The other major event in this episode is the auction at Mallerton Hall. Sir John Darnley, like Robert, believed that life would remain the same no matter what happens in the outside world. He mused sagely at the auction that houses like Mallerton Hall would end up as institutions by the decade’s end – not a wholly incorrect assessment. The sale is sad in that everything must go, including gifts from the servants and Darnley’s portrait of his grandmother. Another side effect of the sale is Daisy’s father-in-law may lose rights to his farm. In a fit of pique, she rages at the new owners, imperiling his chances of holding on to his farm, as well as her own job. Of course, all’s well that ends well, and Daisy doesn’t get fired, but Mr. Moseley’s fate is still up in the air.
As I wrote earlier, my take on Downton Abbey is a little more critical as the last season had moments that were so boring, they were practically unwatchable. And though this opener isn’t as great as the first or second season, it’s still a good one – and it’s a sign of maybe good things to come for the final episodes. I hope that when we hear about all of these changes that are coming, we actually see the effect the changes have on the characters – I don’t like platitudes about growing and learning. I’d like to see the stakes of the Granthams become higher.

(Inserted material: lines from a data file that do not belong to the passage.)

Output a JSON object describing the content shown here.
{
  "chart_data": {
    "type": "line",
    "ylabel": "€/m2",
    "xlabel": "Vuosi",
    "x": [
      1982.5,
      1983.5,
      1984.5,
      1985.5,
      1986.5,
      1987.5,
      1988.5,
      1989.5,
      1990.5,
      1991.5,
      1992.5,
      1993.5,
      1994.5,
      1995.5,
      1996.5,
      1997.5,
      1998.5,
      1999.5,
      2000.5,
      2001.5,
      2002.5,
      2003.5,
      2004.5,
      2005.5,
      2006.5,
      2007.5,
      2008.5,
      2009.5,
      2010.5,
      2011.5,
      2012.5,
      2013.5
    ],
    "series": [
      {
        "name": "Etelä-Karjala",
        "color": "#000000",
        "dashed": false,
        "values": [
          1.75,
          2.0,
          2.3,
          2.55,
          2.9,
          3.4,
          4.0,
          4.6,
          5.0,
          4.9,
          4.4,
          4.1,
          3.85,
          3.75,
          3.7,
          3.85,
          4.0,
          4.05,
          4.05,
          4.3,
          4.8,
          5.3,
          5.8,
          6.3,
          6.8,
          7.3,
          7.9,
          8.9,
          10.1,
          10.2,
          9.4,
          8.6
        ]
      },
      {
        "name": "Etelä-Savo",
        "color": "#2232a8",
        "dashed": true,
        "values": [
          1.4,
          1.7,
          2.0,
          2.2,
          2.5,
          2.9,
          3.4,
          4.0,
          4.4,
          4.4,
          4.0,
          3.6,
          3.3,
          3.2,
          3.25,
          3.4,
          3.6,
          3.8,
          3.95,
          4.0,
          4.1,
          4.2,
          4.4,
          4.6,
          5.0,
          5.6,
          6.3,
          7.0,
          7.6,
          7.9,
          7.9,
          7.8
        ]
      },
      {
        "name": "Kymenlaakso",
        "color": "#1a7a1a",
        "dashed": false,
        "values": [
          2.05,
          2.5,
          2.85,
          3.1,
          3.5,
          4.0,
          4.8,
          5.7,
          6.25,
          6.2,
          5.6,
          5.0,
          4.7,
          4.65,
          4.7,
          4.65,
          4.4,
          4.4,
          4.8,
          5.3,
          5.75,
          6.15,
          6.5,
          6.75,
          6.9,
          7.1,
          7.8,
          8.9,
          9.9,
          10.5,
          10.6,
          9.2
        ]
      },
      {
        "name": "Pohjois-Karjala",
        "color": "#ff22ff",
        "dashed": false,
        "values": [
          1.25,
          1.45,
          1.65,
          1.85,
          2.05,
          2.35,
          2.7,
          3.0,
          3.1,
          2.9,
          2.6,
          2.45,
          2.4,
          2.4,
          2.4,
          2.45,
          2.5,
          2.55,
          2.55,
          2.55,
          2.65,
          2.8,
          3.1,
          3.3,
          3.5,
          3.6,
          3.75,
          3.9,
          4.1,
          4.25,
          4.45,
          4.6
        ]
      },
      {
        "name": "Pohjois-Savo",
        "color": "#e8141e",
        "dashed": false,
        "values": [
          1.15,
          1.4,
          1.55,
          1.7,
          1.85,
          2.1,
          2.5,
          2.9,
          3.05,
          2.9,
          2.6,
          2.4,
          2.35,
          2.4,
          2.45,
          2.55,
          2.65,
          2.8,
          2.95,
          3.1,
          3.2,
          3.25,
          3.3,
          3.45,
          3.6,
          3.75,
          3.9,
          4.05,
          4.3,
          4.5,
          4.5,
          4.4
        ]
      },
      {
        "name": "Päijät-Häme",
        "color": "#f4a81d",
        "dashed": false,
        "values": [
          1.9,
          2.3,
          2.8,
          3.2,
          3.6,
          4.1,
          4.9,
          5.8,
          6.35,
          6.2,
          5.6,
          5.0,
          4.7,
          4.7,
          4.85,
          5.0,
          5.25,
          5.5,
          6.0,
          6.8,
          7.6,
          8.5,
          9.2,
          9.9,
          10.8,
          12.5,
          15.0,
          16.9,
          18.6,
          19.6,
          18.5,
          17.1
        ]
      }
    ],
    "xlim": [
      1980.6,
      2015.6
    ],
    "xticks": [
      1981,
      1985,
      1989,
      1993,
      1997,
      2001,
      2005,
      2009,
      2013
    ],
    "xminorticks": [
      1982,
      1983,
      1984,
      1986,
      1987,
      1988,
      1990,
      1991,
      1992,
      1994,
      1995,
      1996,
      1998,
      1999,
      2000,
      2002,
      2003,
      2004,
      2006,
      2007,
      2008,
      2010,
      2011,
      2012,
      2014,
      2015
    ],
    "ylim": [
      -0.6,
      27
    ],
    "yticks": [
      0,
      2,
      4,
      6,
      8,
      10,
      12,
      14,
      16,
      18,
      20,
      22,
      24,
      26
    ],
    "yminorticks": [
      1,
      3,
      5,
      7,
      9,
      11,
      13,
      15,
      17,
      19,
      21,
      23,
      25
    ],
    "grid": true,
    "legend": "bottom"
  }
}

- I didn’t mention Lady Edith – she’s a la-di-da London publisher now, rubbing elbows with Virginia Woolf. I like Edith and hope that the writers don’t bang the pooch with her story line by making her pathetic.
- Barrow essentially had a cameo in this episode. Like some other characters on this show (Anna, Bates, Cora), I think he’s outlived his usefulness, and should be jettisoned.
- By the way, speaking of Cora, ugh, what the hell has Julian Fellowes done to Elizabeth McGovern? Her character was once funny, spiky, alluring – now she’s a simpering dud, who just floats around in the peripheral, whispering her lines in her hushed voice, and looking downcast all the time.
- Maggie Smith had some great one liners, the best one being ““If you were talking in Urdu, I couldn’t understand you less.”